Mr. Sonny is dying of dropsy; we merely say good afternoon. He sits at the far end of one of the long side rooms, all alone, on a straight chair with his feet on a little footstool. His swollen body is wrapped in a gray blanket and his head is done up in a sort of turban of white. He bows to us indifferently; his thin pointed face is dark brown. He looks so exactly like an eighteenth-century poet that although Miss Mamie is chattering away to me about his desperate condition, I can't pay much attention to her. I'm expecting to hear him declaim from the shadows:

Cease, fond Nature, cease thy strife.

In another large room lies a tubercular Negro named Milton, here for the third time. Miss Mamie says, “We don't exactly take them, they have a place. But he is so sick and we have so few patients.” She pulls me past the door, but I see a large black man with long thin legs stretched out on an iron cot under the mosquito bar. The walls of this room are ashes-of-roses. There are six beds but only Milton's is made up. It is on the sunny side of the building, it is hot, it smells strongly of disinfectant, and the long black legs look strange, seen through the ethereal cascade of mosquito netting.

Then we go into the sunlight, across a short gangplank, into a little square building.

“Our little crazy house,” says Miss Mamie affectionately. “You haven't seen Antoñica, have you? Well, she isn't crazy any more. I'm going to take her back inside as soon as the doctor comes around again at the end of the week, but I have to keep her here awhile. She's only been here three weeks.”

Sitting close to the window in an old-fashioned high-back rocking chair is a tiny creature in a long ragged flannel nightgown with a ruffle around the neck. The sun falls directly on her face; the hot wind blows in on her straight from the embers of the huge red Poinciana tree outside the window.

“She can't hear nothing and she can't see nothing,” says Miss Mamie, “she's just like a little baby. I do everything for her just like a little baby.”
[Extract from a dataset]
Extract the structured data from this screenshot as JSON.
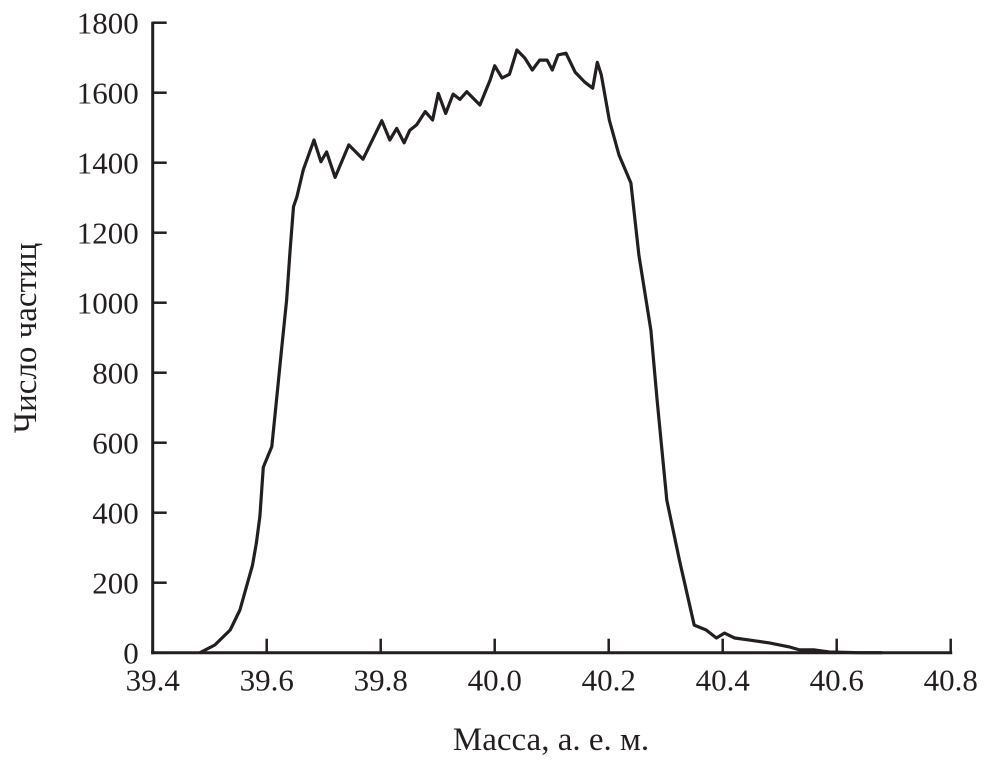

She unclasps a hand from the arm of the rocking chair and holds it. It holds hers tightly, and Antoñica raises her face to Miss Mamie's and begins in Spanish in a loud harsh voice. I try to make out what she is saying, but Miss Mamie says it doesn't make any sense.

“She's terrible fond of me,” she says. The old woman's hair has been cut so that it is about an inch long. Miss Mamie keeps rubbing her hand over the small skull, rather roughly, I think. But yes, it is true—Antoñica does appear to be fond of her. She snatches Miss Mamie's hand to her cheek, and jabbers louder than ever.

“She outlived all her folks, she ain't got anyone left, she's way over ninety,” says Miss Mamie in a sort of coarse singsong, rubbing the old woman's white head and rocking her back and forth. “Terrible fond of me. I feed her just like a baby, just like a baby.”

Antoñica's wool-white hair glistens in the sun. The ruff, the unnatural motion, her feet curled up off the floor, and her clutching hands make her look like a rare and delicate specimen of Chinese monkey. But her eyes, which are bright milky blue, like the flames of a gas burner when they have just been turned off and are about to sink back into the black pipes, give her an apocryphal appearance.

Perhaps she is an angel, speaking with “tongues.”

Miss Mamie and I go back to the parlor and stand and talk some more. I know that some people consider her a saint. Probably they are right. She is capable of arousing the same feelings that the saints do: profoundest admiration and suspicion. Thirty dollars a month wages, thirty years of unselfish labor, “managing” on one hundred and thirty dollars a month for “everything” are all incredible feats—unless one does believe she is a saint.